Held: The condition contained in sub-rule (3A) of rule 8 for payment of duty without utilizing the CENVAT credit till an assessee pays the outstanding amount including interest is declared unconstitutional. Therefore, the portion “without utilizing the CENVAT credit” of sub-rule (3A) of rule 8 of the Central Excise Rules, 2002, shall be rendered invalid.

Further prayer by petitioner:

The petitioner has prayed for setting aside the order dated 27.2.2009 passed by the adjudicating authority.

The High Court held that the same cannot be granted because –

+ Against the order of the adjudicating authority, the appeal was preferred after 173 days on expiry of the limitation and the Commissioner (A), therefore, could not have condoned the delay.

+ Against such order of the Commissioner, the petitioner approached the Tribunal with further delay of three years; the Tribunal was not convinced about the grounds of delay and was also of the opinion that in any case,the Commissioner's order being legal, even if the delay was condoned, no relief could be granted to the petitioner.

+ If now we grant the relief as prayed for by the petitioner, we would be rendering the entire mechanism of appeal to the Commissioner and the further appeal to the Tribunal nugatory. Such statutory prescription cannot be rendered meaningless by entertaining the petitioner's challenge directly now before the High Court once when the petitioner failed in his attempt before the Commissioner and thereafter also before the Tribunal.

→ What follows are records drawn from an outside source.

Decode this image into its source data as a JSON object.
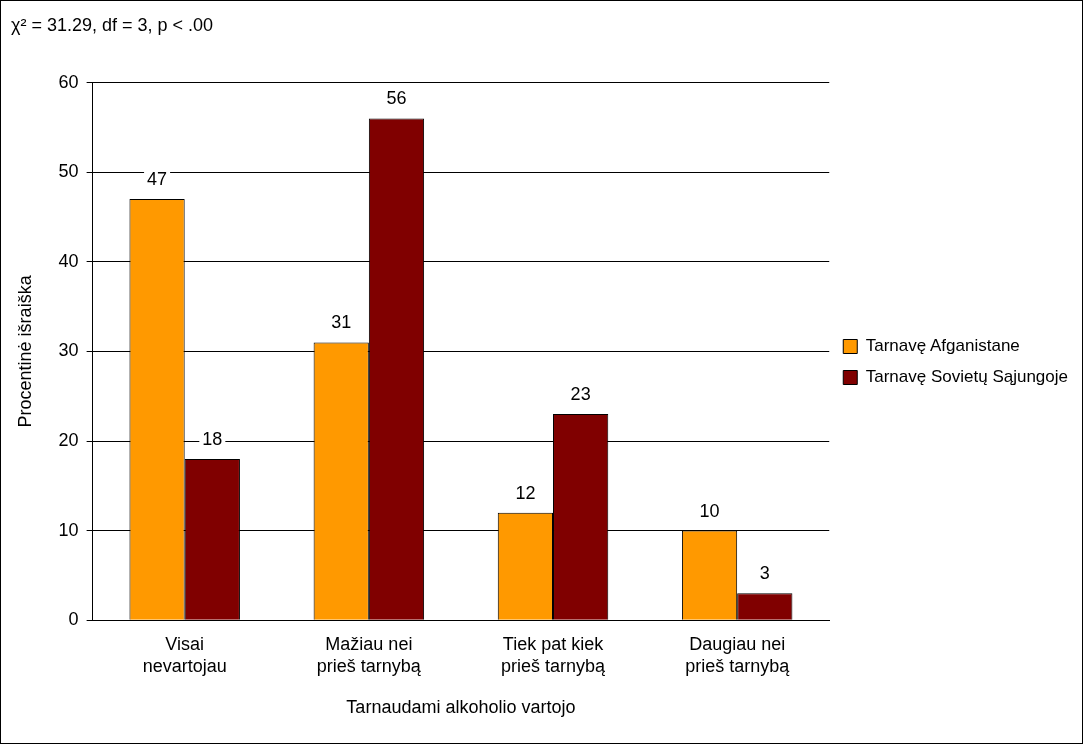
{
  "chart_data": {
    "type": "bar",
    "title": "χ² = 31.29, df = 3, p < .00",
    "xlabel": "Tarnaudami alkoholio vartojo",
    "ylabel": "Procentinė išraiška",
    "categories": [
      "Visai nevartojau",
      "Mažiau nei prieš tarnybą",
      "Tiek pat kiek prieš tarnybą",
      "Daugiau nei prieš tarnybą"
    ],
    "series": [
      {
        "name": "Tarnavę Afganistane",
        "color": "#ff9900",
        "values": [
          47,
          31,
          12,
          10
        ]
      },
      {
        "name": "Tarnavę Sovietų Sąjungoje",
        "color": "#800000",
        "values": [
          18,
          56,
          23,
          3
        ]
      }
    ],
    "ylim": [
      0,
      60
    ],
    "yticks": [
      0,
      10,
      20,
      30,
      40,
      50,
      60
    ],
    "grid": "y",
    "legend": "right",
    "data_labels": true
  }
}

The petitioner's second prayer, therefore, is rejected.

The High Court added - This would, however, not have any effect on our declaration of invalidity of portion of sub-rule (3A)of rule 8 insofar as the petitioner's remaining pending proceedings at various stages are concerned.

The petition was disposed of accordingly.

At the request of the counsel for the department, the judgment was stayed till 15th January 2015.